今ここの心理学…認知行動療法読本 10

◼︎こころの仕組み

2015年9月6日
黒木雅裕

認知行動療法の研修でうつ病の治療に必要な3つのポイントがテーマになりました。うつ病という病気をどう理解し、どう対応するかということですが当然日常の不安や心配へも応用できる内容です。

ひとつ目は「こころの仕組み」です。

私たちは普通、こころを一つのものとして感じ取っています。嬉しい、悲しい、不安だ、腹が立つなどの感情を、「気分」や「気持ち」という言葉で表現し自分の今の状態を知ってこころを安定させようとします。

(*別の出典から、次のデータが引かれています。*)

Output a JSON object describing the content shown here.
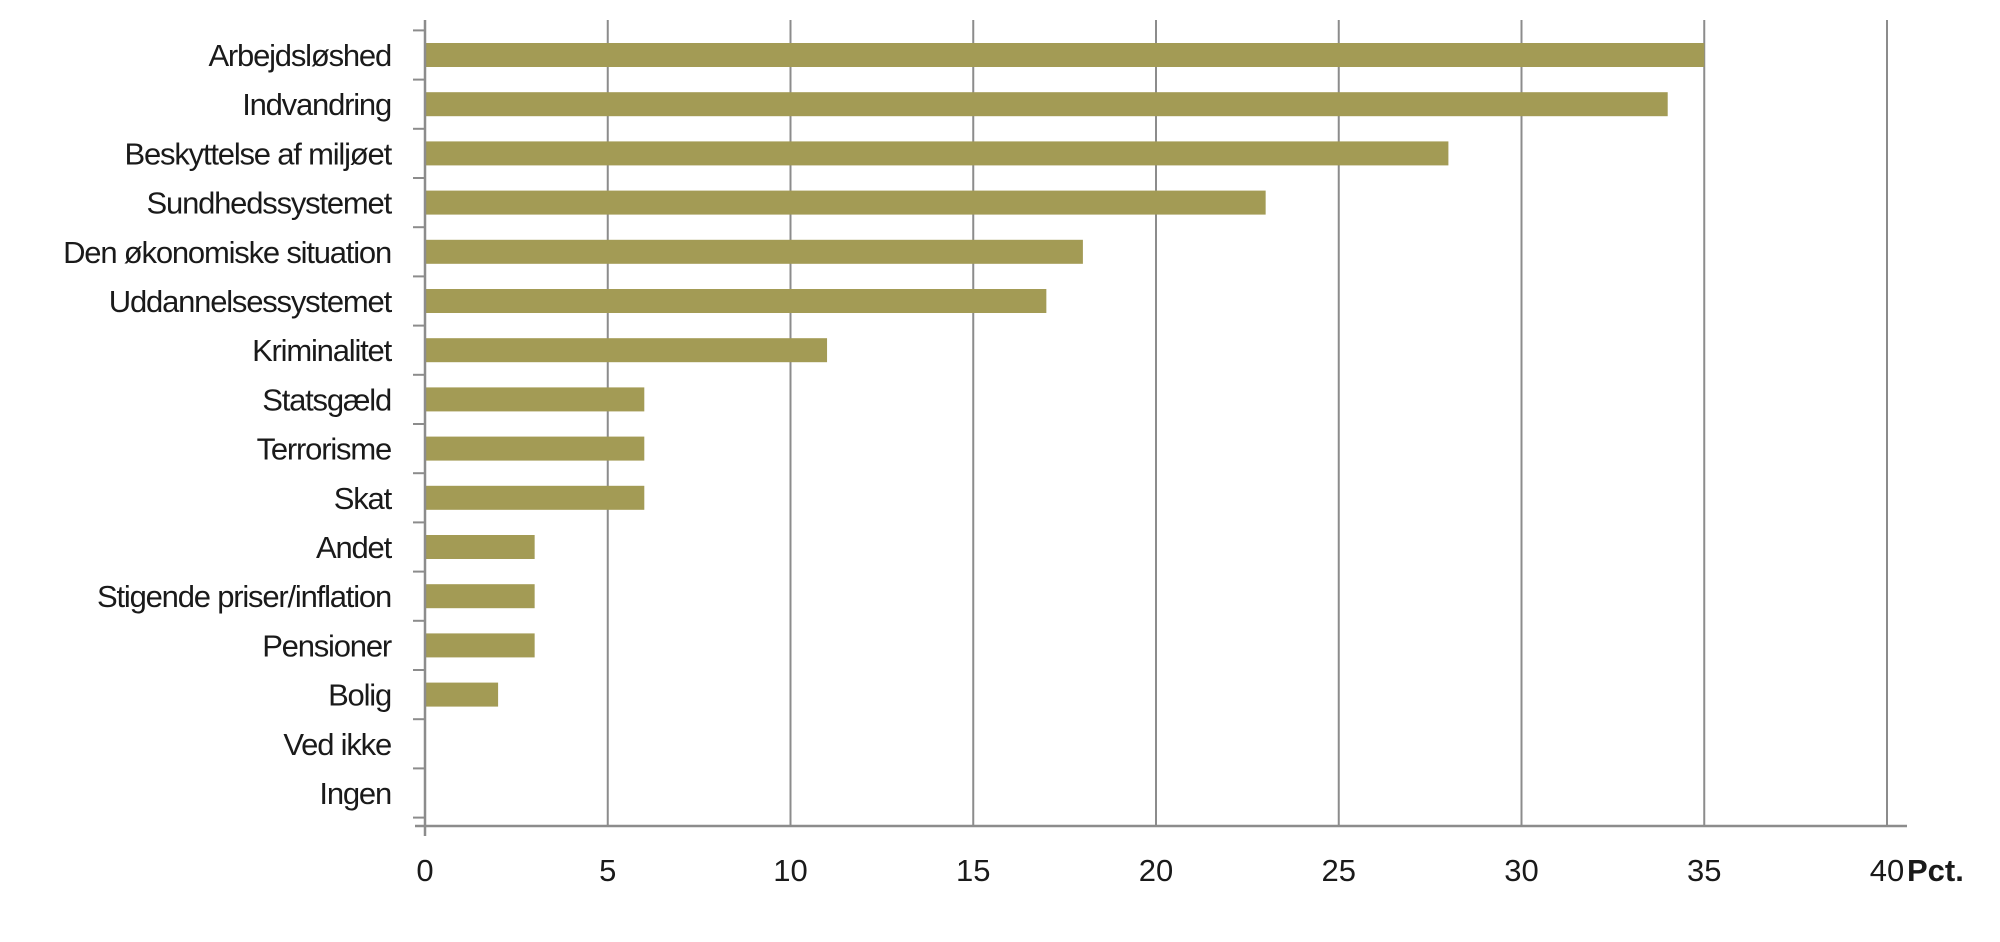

認知行動療法ではこころを4つの要素に分けて理解します。そうする事でこころの働きかけやすい所とそうでない所が分かり、その状態を変えていくきっかけになるからです。その4つとは「感情」「考え」「体」「行動」です。そしてこの4つがお互いに影響しあってこころの状態が決まっていきます。

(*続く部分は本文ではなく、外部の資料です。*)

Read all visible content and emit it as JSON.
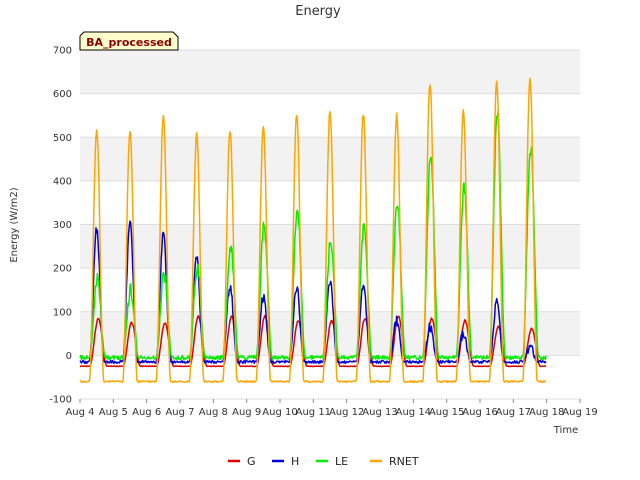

何か「出来事」が起こると、嬉しくなったり悲しくなったりなどの「感情」が生まれます。そして次にはその感情に誘発されて「私はすごい!」とか「私はダメだなあ」などの「考え」が生まれます。さらにその「考え」が「感情」を増幅させます。嬉しさがより大きな喜びになったり、逆に落ち込みが長引いて抑うつになることだってあります。

「感情」は「体」の状態にも影響します。嬉しければ体温が上がって顔が紅潮する事もありますし、不安や心配で体が硬直してしまうこともあるでしょう。「体」が元気になればさらにやる気になって行動することもありますし、落ち込んで部屋にこもってしまうこともあります。「感情」や「体」そして「考え」が「行動」にも影響するのです。

このように「感情」「考え」「体」「行動」がお互いに影響を与え、こころの状態が決まります。

認知行動療法では、この4つの要素が影響を与え合う事を「こころ」の仕組みととらえ、「なぜ不安や心配が起こるのか」「ではどのようにこころに働きかけるのか」を考えていきます。